Critics also note Kiyosaki offers limited actionable advice. He tells you to buy assets but doesn't specify which assets or how to evaluate them. He says start a business but doesn't explain how. The book identifies the problem (working for money instead of making money work for you) without providing a clear roadmap to the solution. Later books in the Rich Dad series attempt to fill this gap, but many readers feel the original book is all theory, no tactics.

Is the Advice Actually Good?

Mixed. The core concepts—understanding assets versus liabilities, building passive income, thinking like an investor—are sound. The execution is problematic. Kiyosaki dismisses traditional education and stable employment too cavalierly. For most people, a steady job and 401(k) contributions are better than gambling on entrepreneurship or real estate with no experience. His disdain for "working for money" ignores that most wealth-building starts with earning money through work.

The book also oversimplifies real estate investing. Kiyosaki makes it sound like anyone can buy rental properties and achieve financial freedom. In reality, real estate requires capital, knowledge, risk tolerance, and often, good timing. Many readers inspired by Rich Dad have lost money trying to replicate his strategies without understanding the fundamentals.

Financial Experts' Take

Personal finance experts are split. Some credit the book for teaching financial literacy concepts that schools ignore—the difference between assets and liabilities, the power of passive income, the importance of financial education. Others criticize Kiyosaki for encouraging risky behavior, downplaying the value of education and stable employment, and making wealth-building sound easier than it is.

Financial advisors particularly dislike Kiyosaki's dismissal of diversification and his encouragement of speculative investing. His later involvement in multi-level marketing and high-priced seminars has also damaged his credibility. The book itself doesn't push these things, but Kiyosaki's post-publication business ventures cast a shadow over the original work.

Who This Book Actually Helps

Best for: people in their 20s encountering financial literacy concepts for the first time, anyone raised with scarcity mindset around money who needs permission to think differently, entrepreneurs or would-be business owners looking for mindset shifts, people stuck in the "work-spend" cycle who need a wake-up call.

Skip it if: you're looking for specific, actionable investment advice (read The Simple Path to Wealth by JL Collins or The Bogleheads' Guide to Investing instead), you prefer evidence-based financial planning, you're put off by motivational hype, or you need practical systems rather than philosophical frameworks.
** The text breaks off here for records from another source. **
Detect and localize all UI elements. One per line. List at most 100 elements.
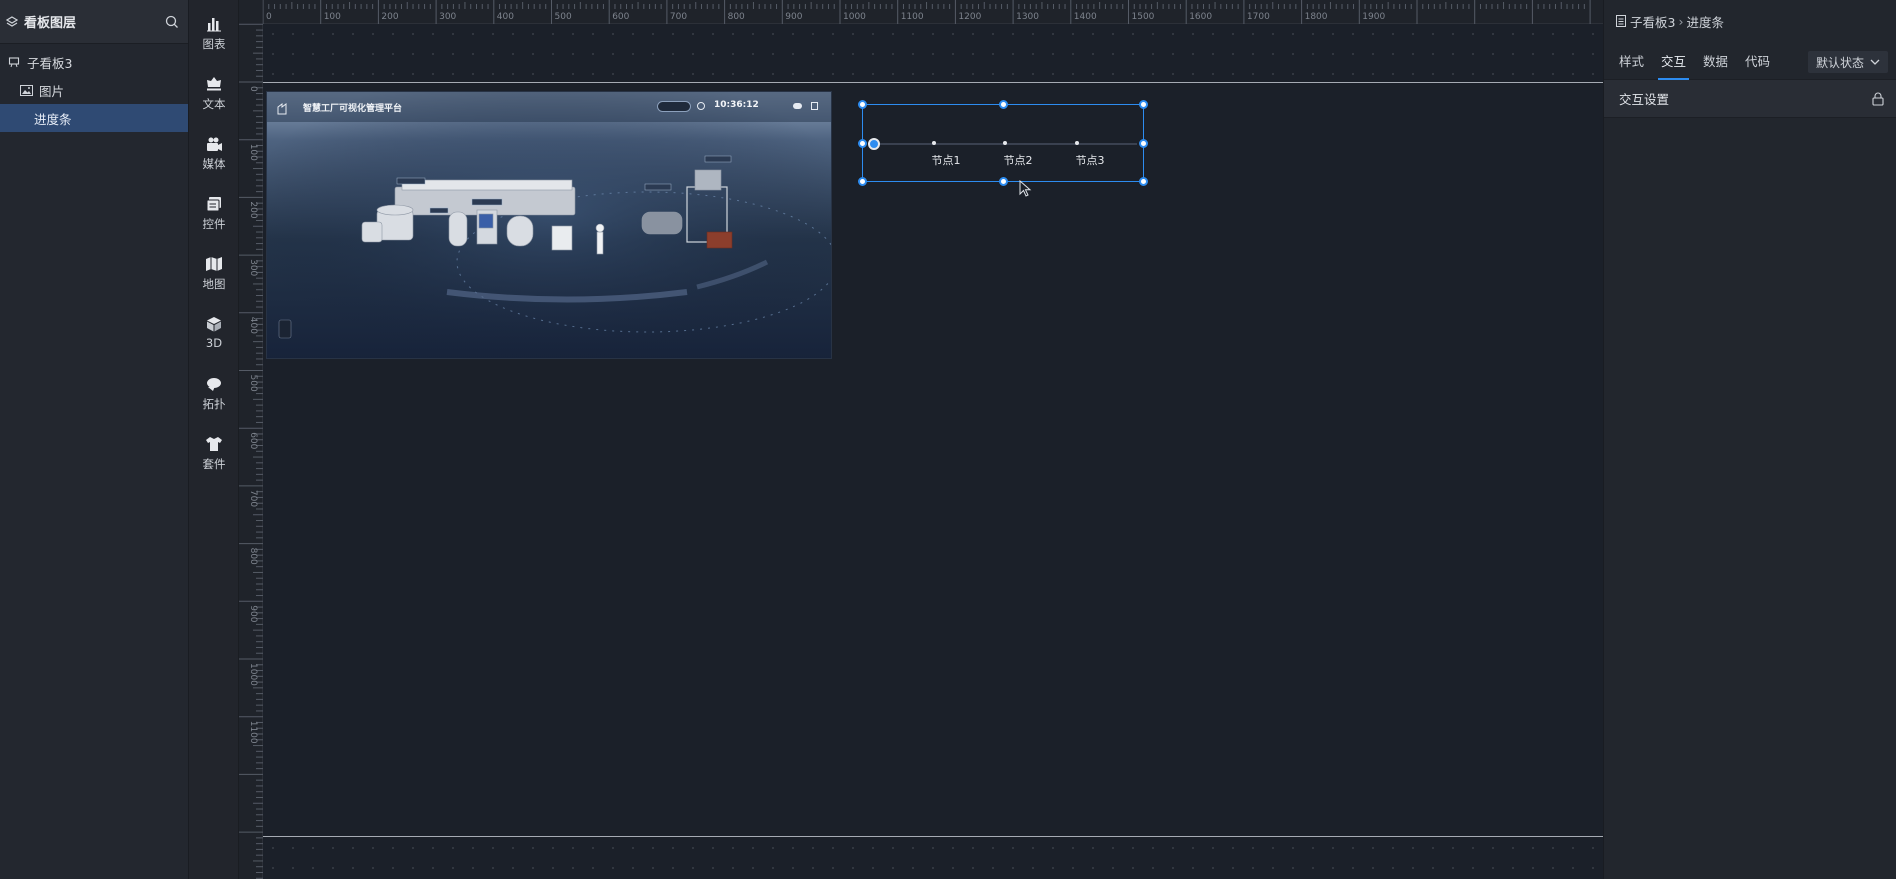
ruler-top-label: 900	[785, 12, 802, 22]
scene-label-tag	[471, 198, 503, 206]
layer-panel-title: 看板图层	[24, 16, 77, 31]
breadcrumb-item[interactable]: 子看板3	[1630, 12, 1675, 31]
resize-handle-bottom-left[interactable]	[858, 177, 867, 186]
resize-handle-top-left[interactable]	[858, 100, 867, 109]
ruler-top-label: 400	[497, 12, 514, 22]
ruler-top-label: 200	[381, 12, 398, 22]
tool-topology[interactable]: 拓扑	[189, 374, 239, 418]
exit-icon	[811, 102, 818, 110]
ruler-left: 0 100 200 300 400 500 600 700 800 900 1000 1100	[239, 0, 263, 879]
tab-style[interactable]: 样式	[1619, 42, 1644, 80]
progress-node-label: 节点3	[1075, 154, 1105, 167]
topology-icon	[204, 374, 224, 394]
layer-item-label: 进度条	[34, 111, 72, 127]
layer-panel-header: 看板图层	[0, 0, 188, 44]
resize-handle-left[interactable]	[858, 139, 867, 148]
ruler-top-label: 1800	[1305, 12, 1328, 22]
resize-handle-bottom[interactable]	[999, 177, 1008, 186]
layer-item-sub-board[interactable]: 子看板3	[0, 48, 188, 76]
ruler-top-label: 1900	[1362, 12, 1385, 22]
layer-item-progress-bar[interactable]: 进度条	[0, 104, 188, 132]
tool-kit[interactable]: 套件	[189, 434, 239, 478]
canvas-guide-top	[263, 82, 1603, 83]
map-icon	[204, 254, 224, 274]
state-select[interactable]: 默认状态	[1807, 51, 1888, 73]
canvas-image-title: 智慧工厂可视化管理平台	[303, 104, 403, 114]
factory-image-component[interactable]: 智慧工厂可视化管理平台 10:36:12	[266, 91, 832, 359]
chevron-right-icon: ›	[1678, 13, 1684, 29]
ruler-top-label: 300	[439, 12, 456, 22]
image-icon	[19, 83, 33, 97]
canvas-guide-bottom	[263, 836, 1603, 837]
ruler-top-label: 800	[728, 12, 745, 22]
progress-node-dot	[1075, 141, 1079, 145]
tool-label: 套件	[202, 457, 226, 471]
factory-scene	[267, 92, 831, 358]
search-icon[interactable]	[164, 14, 180, 30]
ruler-left-label: 1100	[248, 721, 258, 744]
interaction-settings-section[interactable]: 交互设置	[1604, 80, 1896, 118]
ruler-top-label: 1300	[1016, 12, 1039, 22]
ruler-top-label: 600	[612, 12, 629, 22]
ruler-top-label: 0	[266, 12, 272, 22]
tool-label: 控件	[202, 217, 226, 231]
tool-chart[interactable]: 图表	[189, 14, 239, 58]
progress-bar-track	[877, 143, 1137, 145]
media-icon	[204, 134, 224, 154]
ruler-top-label: 1600	[1189, 12, 1212, 22]
tool-label: 图表	[202, 37, 226, 51]
scene-label-tag	[644, 183, 672, 191]
scene-label-tag	[396, 177, 426, 185]
tab-interaction[interactable]: 交互	[1658, 42, 1690, 80]
ruler-left-label: 700	[248, 490, 258, 507]
progress-bar-component[interactable]: 节点1 节点2 节点3	[858, 100, 1148, 186]
ruler-top-scale: 0 100 200 300 400 500 600 700 800 900 1000 1100 1200…	[262, 0, 1591, 24]
dashboard-editor: 看板图层 子看板3 图片 进度条 图表 文本 媒体 控件 地图 3D 拓扑 套件…	[0, 0, 1896, 879]
tool-media[interactable]: 媒体	[189, 134, 239, 178]
tool-label: 媒体	[202, 157, 226, 171]
progress-node-label: 节点1	[931, 154, 961, 167]
lock-icon[interactable]	[1872, 92, 1884, 106]
tool-text[interactable]: 文本	[189, 74, 239, 118]
ruler-left-label: 0	[248, 86, 258, 92]
layer-item-label: 图片	[39, 83, 65, 99]
tool-control[interactable]: 控件	[189, 194, 239, 238]
ruler-top-label: 500	[555, 12, 572, 22]
layer-panel: 看板图层 子看板3 图片 进度条	[0, 0, 189, 879]
resize-handle-top[interactable]	[999, 100, 1008, 109]
ruler-top-label: 1000	[843, 12, 866, 22]
tab-data[interactable]: 数据	[1703, 42, 1728, 80]
layer-item-image[interactable]: 图片	[0, 76, 188, 104]
ruler-left-label: 600	[248, 432, 258, 449]
ruler-left-label: 400	[248, 317, 258, 334]
bar-chart-icon	[204, 14, 224, 34]
ruler-left-label: 200	[248, 201, 258, 218]
canvas-margin-top	[263, 24, 1603, 80]
tool-map[interactable]: 地图	[189, 254, 239, 298]
weather-icon	[793, 103, 802, 109]
ruler-left-label: 500	[248, 375, 258, 392]
ruler-left-label: 1000	[248, 663, 258, 686]
progress-bar-current-node	[868, 138, 880, 150]
cube-icon	[204, 314, 224, 334]
ruler-top-label: 1400	[1074, 12, 1097, 22]
breadcrumb-item-current: 进度条	[1686, 14, 1724, 30]
progress-node-label: 节点2	[1003, 154, 1033, 167]
resize-handle-top-right[interactable]	[1139, 100, 1148, 109]
resize-handle-right[interactable]	[1139, 139, 1148, 148]
layers-icon	[4, 14, 20, 30]
progress-node-dot	[932, 141, 936, 145]
document-icon	[1616, 15, 1626, 27]
ruler-left-scale: 0 100 200 300 400 500 600 700 800 900 1000 1100	[239, 23, 263, 879]
section-title: 交互设置	[1619, 92, 1670, 107]
ruler-left-label: 300	[248, 259, 258, 276]
ruler-top-label: 1500	[1132, 12, 1155, 22]
ruler-top-label: 100	[324, 12, 341, 22]
tool-label: 3D	[205, 336, 223, 350]
tool-label: 文本	[202, 97, 226, 111]
ruler-left-label: 800	[248, 548, 258, 565]
tool-3d[interactable]: 3D	[189, 314, 239, 358]
resize-handle-bottom-right[interactable]	[1139, 177, 1148, 186]
clock-icon	[697, 102, 705, 110]
tab-code[interactable]: 代码	[1745, 42, 1770, 80]
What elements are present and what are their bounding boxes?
For better alternatives: Your Money or Your Life by Vicki Robin offers similar concepts with more structure. The Millionaire Next Door by Thomas Stanley provides research-backed insights into wealth-building. I Will Teach You to Be Rich by Ramit Sethi gives tactical advice for millennials. For real estate specifically, The Book on Rental Property Investing by Brandon Turner is far more practical.

The bottom line: Rich Dad Poor Dad is a flawed but influential book. It challenges conventional thinking about money and work in ways that can be genuinely helpful—particularly for people who've never questioned the "go to school, get a job, save for retirement" path. But it's also vague, repetitive, and potentially misleading if taken too literally. Read it for the mindset shift, then look elsewhere for actual financial strategy.

Sample Highlights

1

"In school we learn that mistakes are bad, and we are punished for making them. Yet, if you look at the way humans are designed to learn, we learn by making mistakes. We learn to walk by falling down. If we never fell down, we would never walk."

2

"Winners are not afraid of losing. But losers are. Failure is part of the process of success. People who avoid failure also avoid success."

3

"The single most powerful asset we all have is our mind. If it is trained well, it can create enormous wealth in what seems to be an instant."

4

"You're only poor if you give up. The most important thing is that you did something. Most people only talk and dream of getting rich. You've done something."